This is the mail archive of the
gcc-patches@gcc.gnu.org
mailing list for the GCC project.
Re: [gomp4 06/14] omp-low: copy omp_data_o to shared memory on NVPTX
- From: Alexander Monakov <amonakov at ispras dot ru>
- To: Bernd Schmidt <bschmidt at redhat dot com>
- Cc: gcc-patches at gcc dot gnu dot org, Jakub Jelinek <jakub at redhat dot com>, Dmitry Melnik <dm at ispras dot ru>
- Date: Wed, 21 Oct 2015 09:07:58 +0300 (MSK)
- Subject: Re: [gomp4 06/14] omp-low: copy omp_data_o to shared memory on NVPTX
- Authentication-results: sourceware.org; auth=none
- References: <1445366076-16082-1-git-send-email-amonakov at ispras dot ru> <1445366076-16082-7-git-send-email-amonakov at ispras dot ru> <5626D6C0 dot 70901 at redhat dot com>
On Wed, 21 Oct 2015, Bernd Schmidt wrote:
> On 10/20/2015 08:34 PM, Alexander Monakov wrote:
> > (This patch serves as a straw man proposal to have something concrete for
> > discussion and further patches)
> >
> > On PTX, stack memory is private to each thread. When master thread
> > constructs
> > 'omp_data_o' on its own stack and passes it to other threads via
> > GOMP_parallel by reference, other threads cannot use the resulting pointer.
> > We need to arrange structures passed between threads be in global, or
> > better,
> > in PTX __shared__ memory (private to each CUDA thread block).
>
> I guess the question is - why is it better? Do you have multiple thread blocks
> active in your execution model,
'#pragma omp teams' should map to spawning multiple thread blocks, so yes, at
least in plans I do (but honestly I don't see how it affects the
heap-vs-shared memory decision here)
> and do they require different omp_data_o structures?
yes, each omp_data_o should be private to a team
> Are accesses to it performance critical (more so than any other access?)
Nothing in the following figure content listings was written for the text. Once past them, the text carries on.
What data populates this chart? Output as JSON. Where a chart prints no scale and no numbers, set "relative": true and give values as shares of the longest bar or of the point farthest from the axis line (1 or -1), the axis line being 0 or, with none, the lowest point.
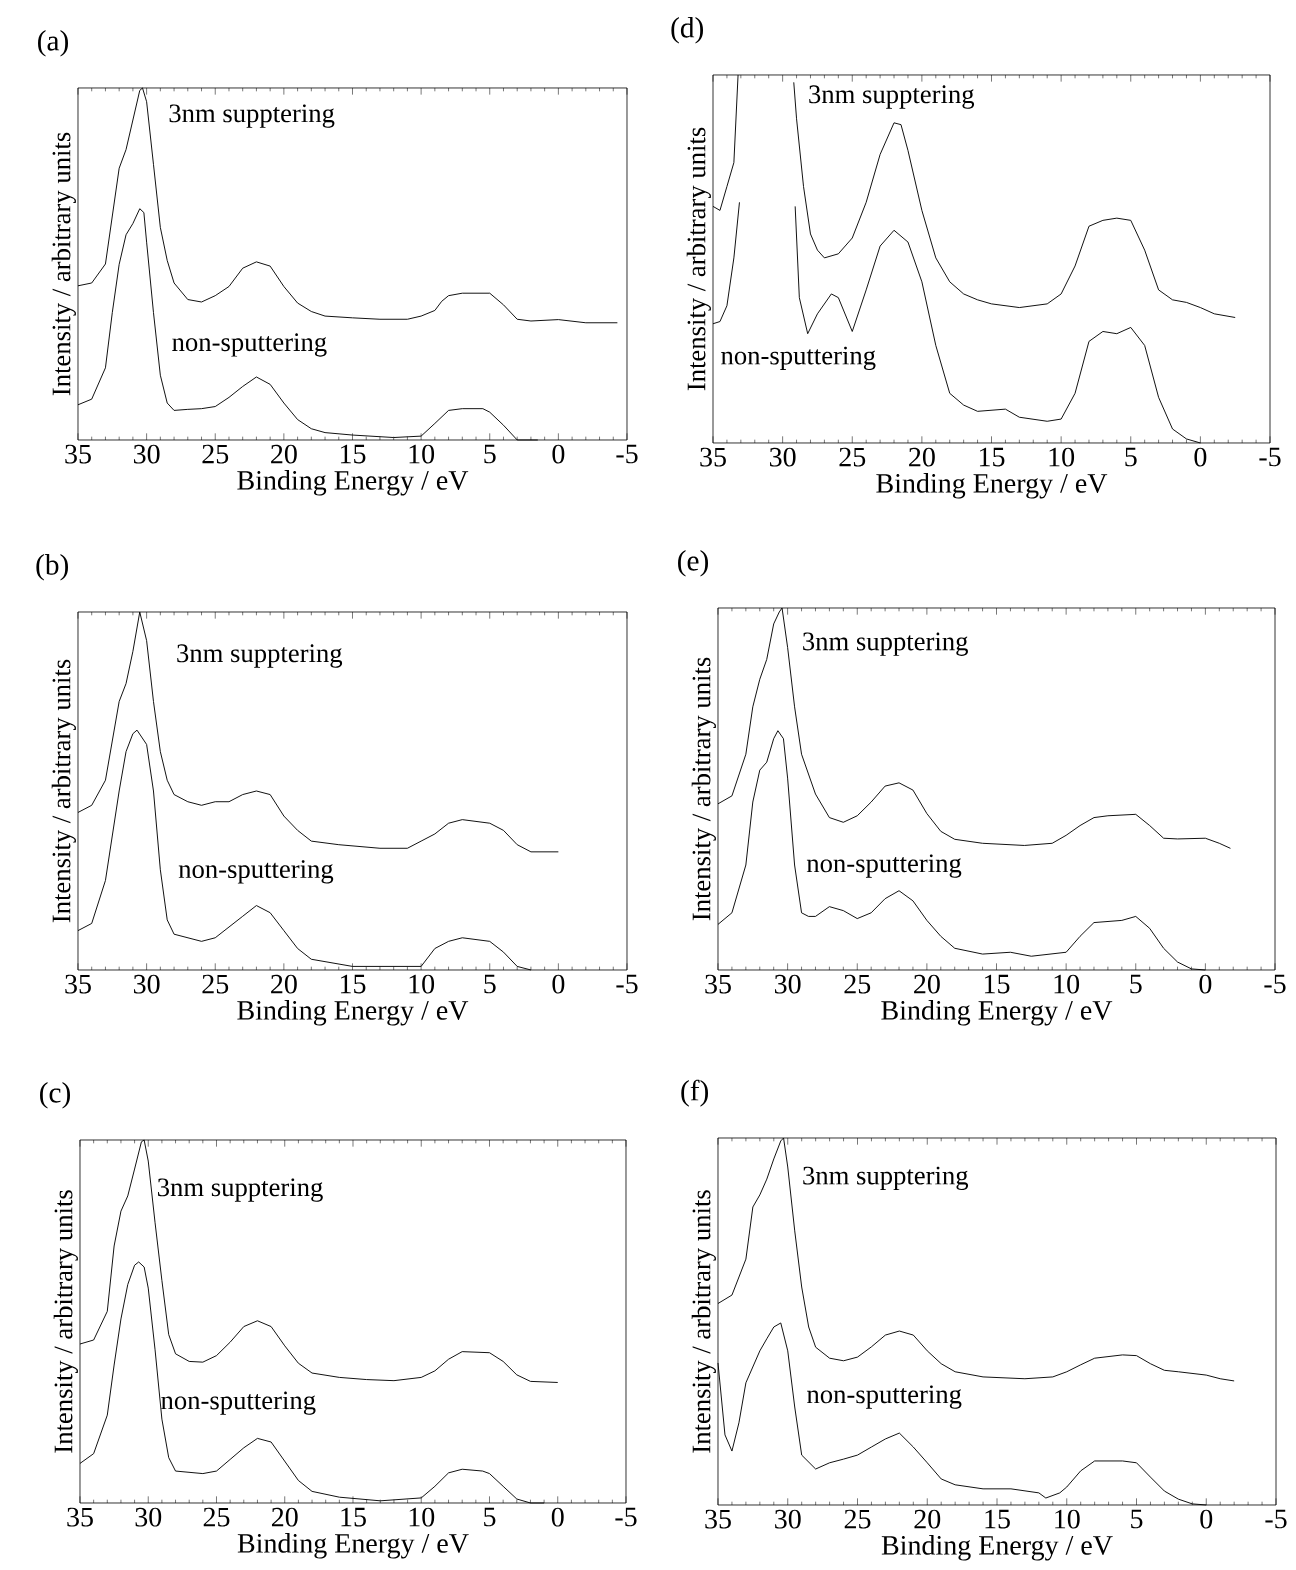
{
  "chart_data": [
    {
      "type": "line",
      "title": "(a)",
      "xlabel": "Binding Energy / eV",
      "ylabel": "Intensity / arbitrary units",
      "relative": true,
      "tick_labels": "x",
      "xlim": [
        35,
        -5
      ],
      "xticks": [
        35,
        30,
        25,
        20,
        15,
        10,
        5,
        0,
        -5
      ],
      "series": [
        {
          "name": "3nm supptering",
          "color": "#000000",
          "x": [
            35,
            34,
            33,
            32,
            31.5,
            31,
            30.5,
            30.3,
            30,
            29.5,
            29,
            28.5,
            28,
            27,
            26,
            25,
            24,
            23,
            22,
            21,
            20,
            19,
            18,
            17,
            15,
            13,
            11,
            10,
            9,
            8.5,
            8,
            7,
            5,
            4,
            3,
            2,
            0,
            -2,
            -4.3
          ],
          "values": [
            0.438,
            0.446,
            0.5,
            0.772,
            0.825,
            0.909,
            0.993,
            1.0,
            0.961,
            0.783,
            0.604,
            0.51,
            0.446,
            0.399,
            0.392,
            0.41,
            0.436,
            0.488,
            0.506,
            0.494,
            0.436,
            0.389,
            0.365,
            0.352,
            0.347,
            0.343,
            0.343,
            0.352,
            0.368,
            0.394,
            0.41,
            0.417,
            0.417,
            0.384,
            0.343,
            0.338,
            0.342,
            0.333,
            0.333
          ]
        },
        {
          "name": "non-sputtering",
          "color": "#000000",
          "x": [
            35,
            34,
            33,
            32.5,
            32,
            31.5,
            31,
            30.5,
            30.2,
            30,
            29.5,
            29,
            28.5,
            28,
            27,
            26,
            25,
            24,
            23,
            22,
            21,
            20,
            19,
            18,
            17,
            15,
            12,
            10,
            9,
            8,
            7,
            5.5,
            5,
            4,
            3,
            1.5
          ],
          "values": [
            0.1,
            0.116,
            0.205,
            0.362,
            0.499,
            0.583,
            0.615,
            0.657,
            0.646,
            0.562,
            0.362,
            0.184,
            0.105,
            0.084,
            0.087,
            0.089,
            0.095,
            0.121,
            0.152,
            0.179,
            0.158,
            0.105,
            0.058,
            0.032,
            0.021,
            0.014,
            0.007,
            0.011,
            0.047,
            0.084,
            0.089,
            0.089,
            0.079,
            0.042,
            0,
            0
          ]
        }
      ]
    },
    {
      "type": "line",
      "title": "(b)",
      "xlabel": "Binding Energy / eV",
      "ylabel": "Intensity / arbitrary units",
      "relative": true,
      "tick_labels": "x",
      "xlim": [
        35,
        -5
      ],
      "xticks": [
        35,
        30,
        25,
        20,
        15,
        10,
        5,
        0,
        -5
      ],
      "series": [
        {
          "name": "3nm supptering",
          "color": "#000000",
          "x": [
            35,
            34,
            33,
            32,
            31.5,
            31,
            30.5,
            30,
            29.5,
            29,
            28.5,
            28,
            27,
            26,
            25,
            24,
            23,
            22,
            21,
            20,
            19,
            18,
            16,
            13,
            11,
            10,
            9,
            8,
            7,
            5,
            4,
            3,
            2,
            0
          ],
          "values": [
            0.44,
            0.46,
            0.53,
            0.75,
            0.8,
            0.89,
            1.0,
            0.92,
            0.75,
            0.61,
            0.53,
            0.49,
            0.47,
            0.46,
            0.47,
            0.47,
            0.49,
            0.5,
            0.49,
            0.43,
            0.39,
            0.36,
            0.35,
            0.34,
            0.34,
            0.36,
            0.38,
            0.41,
            0.42,
            0.41,
            0.39,
            0.35,
            0.33,
            0.33
          ]
        },
        {
          "name": "non-sputtering",
          "color": "#000000",
          "x": [
            35,
            34,
            33,
            32,
            31.5,
            31,
            30.7,
            30,
            29.5,
            29,
            28.5,
            28,
            26,
            25,
            24,
            23,
            22,
            21,
            20,
            19,
            18,
            15,
            12,
            10,
            9,
            8,
            7,
            5,
            4,
            3,
            2
          ],
          "values": [
            0.11,
            0.13,
            0.25,
            0.5,
            0.61,
            0.66,
            0.67,
            0.63,
            0.5,
            0.28,
            0.14,
            0.1,
            0.08,
            0.09,
            0.12,
            0.15,
            0.18,
            0.16,
            0.11,
            0.06,
            0.03,
            0.01,
            0.01,
            0.01,
            0.06,
            0.08,
            0.09,
            0.08,
            0.05,
            0.01,
            0
          ]
        }
      ]
    },
    {
      "type": "line",
      "title": "(c)",
      "xlabel": "Binding Energy / eV",
      "ylabel": "Intensity / arbitrary units",
      "relative": true,
      "tick_labels": "x",
      "xlim": [
        35,
        -5
      ],
      "xticks": [
        35,
        30,
        25,
        20,
        15,
        10,
        5,
        0,
        -5
      ],
      "series": [
        {
          "name": "3nm supptering",
          "color": "#000000",
          "x": [
            35,
            34,
            33,
            32.5,
            32,
            31.5,
            31,
            30.5,
            30.3,
            30,
            29.5,
            29,
            28.5,
            28,
            27,
            26,
            25,
            24,
            23,
            22,
            21,
            20,
            19,
            18,
            16,
            14,
            12,
            10,
            9,
            8,
            7,
            5,
            4,
            3,
            2,
            0
          ],
          "values": [
            0.438,
            0.449,
            0.528,
            0.708,
            0.804,
            0.846,
            0.92,
            0.995,
            1.0,
            0.942,
            0.772,
            0.613,
            0.464,
            0.411,
            0.39,
            0.388,
            0.406,
            0.443,
            0.486,
            0.502,
            0.486,
            0.433,
            0.385,
            0.358,
            0.346,
            0.34,
            0.337,
            0.346,
            0.364,
            0.396,
            0.417,
            0.414,
            0.39,
            0.353,
            0.335,
            0.332
          ]
        },
        {
          "name": "non-sputtering",
          "color": "#000000",
          "x": [
            35,
            34,
            33,
            32.5,
            32,
            31.5,
            31,
            30.7,
            30.3,
            30,
            29.5,
            29,
            28.5,
            28,
            26,
            25,
            24,
            23,
            22,
            21,
            20,
            19,
            18,
            16,
            13,
            10,
            9,
            8,
            7,
            5.5,
            5,
            4,
            3,
            2,
            1
          ],
          "values": [
            0.109,
            0.136,
            0.242,
            0.38,
            0.507,
            0.602,
            0.655,
            0.664,
            0.65,
            0.592,
            0.422,
            0.231,
            0.125,
            0.088,
            0.081,
            0.088,
            0.12,
            0.152,
            0.178,
            0.168,
            0.115,
            0.062,
            0.032,
            0.016,
            0.006,
            0.014,
            0.046,
            0.083,
            0.093,
            0.088,
            0.081,
            0.046,
            0.011,
            0,
            0
          ]
        }
      ]
    },
    {
      "type": "line",
      "title": "(d)",
      "xlabel": "Binding Energy / eV",
      "ylabel": "Intensity / arbitrary units",
      "relative": true,
      "tick_labels": "x",
      "xlim": [
        35,
        -5
      ],
      "xticks": [
        35,
        30,
        25,
        20,
        15,
        10,
        5,
        0,
        -5
      ],
      "series": [
        {
          "name": "3nm supptering",
          "color": "#000000",
          "x": [
            35,
            34.5,
            34,
            33.5,
            33.2,
            31,
            29.2,
            29,
            28.5,
            28,
            27.5,
            27,
            26,
            25,
            24,
            23,
            22,
            21.5,
            21,
            20,
            19,
            18,
            17,
            16,
            15,
            13,
            11,
            10,
            9,
            8,
            7,
            6,
            5,
            4,
            3,
            2,
            1,
            0,
            -1,
            -2.5
          ],
          "values": [
            0.643,
            0.632,
            0.697,
            0.762,
            1.0,
            null,
            0.98,
            0.881,
            0.697,
            0.568,
            0.524,
            0.503,
            0.514,
            0.557,
            0.654,
            0.784,
            0.87,
            0.865,
            0.795,
            0.632,
            0.503,
            0.438,
            0.405,
            0.389,
            0.378,
            0.368,
            0.378,
            0.405,
            0.481,
            0.589,
            0.605,
            0.611,
            0.605,
            0.524,
            0.416,
            0.389,
            0.382,
            0.368,
            0.351,
            0.341
          ]
        },
        {
          "name": "non-sputtering",
          "color": "#000000",
          "x": [
            35,
            34.5,
            34,
            33.5,
            33.1,
            31,
            29.1,
            28.8,
            28.2,
            27.5,
            26.5,
            26,
            25,
            24,
            23,
            22,
            21,
            20,
            19,
            18,
            17,
            16,
            14,
            13,
            11,
            10,
            9,
            8,
            7,
            6,
            5,
            4,
            3,
            2,
            1,
            0
          ],
          "values": [
            0.324,
            0.33,
            0.373,
            0.503,
            0.654,
            null,
            0.643,
            0.395,
            0.297,
            0.351,
            0.405,
            0.395,
            0.303,
            0.416,
            0.535,
            0.578,
            0.546,
            0.438,
            0.265,
            0.135,
            0.103,
            0.086,
            0.092,
            0.07,
            0.059,
            0.065,
            0.135,
            0.276,
            0.303,
            0.297,
            0.314,
            0.265,
            0.124,
            0.038,
            0.011,
            0
          ]
        }
      ]
    },
    {
      "type": "line",
      "title": "(e)",
      "xlabel": "Binding Energy / eV",
      "ylabel": "Intensity / arbitrary units",
      "relative": true,
      "tick_labels": "x",
      "xlim": [
        35,
        -5
      ],
      "xticks": [
        35,
        30,
        25,
        20,
        15,
        10,
        5,
        0,
        -5
      ],
      "series": [
        {
          "name": "3nm supptering",
          "color": "#000000",
          "x": [
            35,
            34,
            33,
            32.5,
            32,
            31.5,
            31,
            30.6,
            30.4,
            30,
            29.5,
            29,
            28,
            27,
            26,
            25,
            24,
            23,
            22,
            21,
            20,
            19,
            18,
            16,
            13,
            11,
            10,
            9,
            8,
            7,
            5,
            4,
            3,
            2,
            0,
            -1,
            -1.8
          ],
          "values": [
            0.459,
            0.481,
            0.596,
            0.727,
            0.803,
            0.858,
            0.956,
            0.989,
            1.0,
            0.891,
            0.727,
            0.596,
            0.486,
            0.421,
            0.408,
            0.426,
            0.464,
            0.508,
            0.517,
            0.497,
            0.432,
            0.383,
            0.361,
            0.35,
            0.344,
            0.35,
            0.372,
            0.399,
            0.421,
            0.426,
            0.43,
            0.399,
            0.364,
            0.362,
            0.364,
            0.35,
            0.336
          ]
        },
        {
          "name": "non-sputtering",
          "color": "#000000",
          "x": [
            35,
            34,
            33,
            32.5,
            32,
            31.5,
            31,
            30.7,
            30.3,
            30,
            29.5,
            29,
            28.5,
            28,
            27,
            26,
            25,
            24,
            23,
            22,
            21,
            20,
            19,
            18,
            16,
            14,
            12.5,
            10,
            9,
            8,
            6,
            5,
            4,
            3,
            2,
            1,
            0
          ],
          "values": [
            0.126,
            0.158,
            0.29,
            0.464,
            0.552,
            0.574,
            0.639,
            0.661,
            0.639,
            0.53,
            0.29,
            0.158,
            0.148,
            0.148,
            0.175,
            0.164,
            0.142,
            0.158,
            0.197,
            0.219,
            0.191,
            0.137,
            0.093,
            0.06,
            0.044,
            0.049,
            0.038,
            0.049,
            0.093,
            0.131,
            0.137,
            0.148,
            0.115,
            0.06,
            0.022,
            0.003,
            0
          ]
        }
      ]
    },
    {
      "type": "line",
      "title": "(f)",
      "xlabel": "Binding Energy / eV",
      "ylabel": "Intensity / arbitrary units",
      "relative": true,
      "tick_labels": "x",
      "xlim": [
        35,
        -5
      ],
      "xticks": [
        35,
        30,
        25,
        20,
        15,
        10,
        5,
        0,
        -5
      ],
      "series": [
        {
          "name": "3nm supptering",
          "color": "#000000",
          "x": [
            35,
            34,
            33,
            32.5,
            32,
            31.5,
            31,
            30.5,
            30.3,
            30,
            29.5,
            29,
            28.5,
            28,
            27,
            26,
            25,
            24,
            23,
            22,
            21,
            20,
            19,
            18,
            16,
            13,
            11,
            10,
            9,
            8,
            6,
            5,
            4,
            3,
            2,
            0,
            -1,
            -2
          ],
          "values": [
            0.549,
            0.572,
            0.67,
            0.812,
            0.845,
            0.888,
            0.943,
            0.992,
            1.0,
            0.921,
            0.747,
            0.594,
            0.485,
            0.43,
            0.4,
            0.393,
            0.403,
            0.431,
            0.463,
            0.474,
            0.463,
            0.42,
            0.385,
            0.363,
            0.349,
            0.344,
            0.349,
            0.363,
            0.382,
            0.4,
            0.409,
            0.407,
            0.385,
            0.367,
            0.363,
            0.354,
            0.344,
            0.338
          ]
        },
        {
          "name": "non-sputtering",
          "color": "#000000",
          "x": [
            35,
            34.5,
            34,
            33.5,
            33,
            32,
            31.5,
            31,
            30.5,
            30,
            29.5,
            29,
            28,
            27,
            26,
            25,
            24,
            23,
            22,
            21,
            20,
            19,
            18,
            16,
            14,
            12,
            11.5,
            10.5,
            10,
            9,
            8,
            6,
            5,
            4,
            3,
            2,
            1,
            0
          ],
          "values": [
            0.387,
            0.191,
            0.147,
            0.224,
            0.333,
            0.42,
            0.453,
            0.485,
            0.496,
            0.42,
            0.267,
            0.136,
            0.098,
            0.115,
            0.125,
            0.136,
            0.158,
            0.18,
            0.196,
            0.158,
            0.115,
            0.071,
            0.055,
            0.044,
            0.044,
            0.033,
            0.019,
            0.033,
            0.049,
            0.093,
            0.12,
            0.12,
            0.115,
            0.076,
            0.038,
            0.016,
            0.003,
            0
          ]
        }
      ]
    }
  ]
}
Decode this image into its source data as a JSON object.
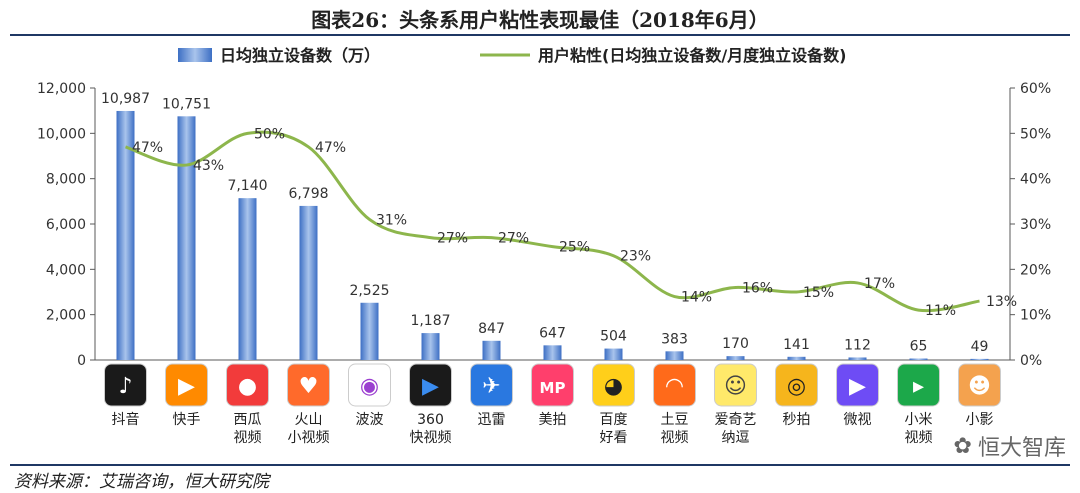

Not sure how to address the "more so than ..." part, but since omp_data_o is
accessed by all threads after entering a parallel region, potentially many
times throughout the region, it does seem helpful to arrange it in shared
memory.
I expect there will be other instances like this one, where some on-stack data
will need to be moved to team-shared storage for nvptx.
> It might be slightly cleaner to have the copy described as a new builtin
> call that is always generated and expanded to nothing on normal targets
> rather than modifying existing calls in the IL. Or maybe:
>
> p = __builtin_omp_select_location (&stack_local_var, size) ....
> __builtin_omp_maybe_free (p);
>
> where the select_location could get simplified to a malloc for nvptx,
> hopefully making the stack variable unused and discarded.
Agreed.
> > Using separate variables is wasteful: they should go into a union to
> > reduce shared memory consumption.
>
> Not sure what you mean by separate variables?
If two parallel regions are nested in a target region, there will be two
omp_data_o variables of potentially different types, but they can reuse the
same storage. The patch does not achieve that, because it simply emits a
static __shared__ declaration for each original variable.
Alexander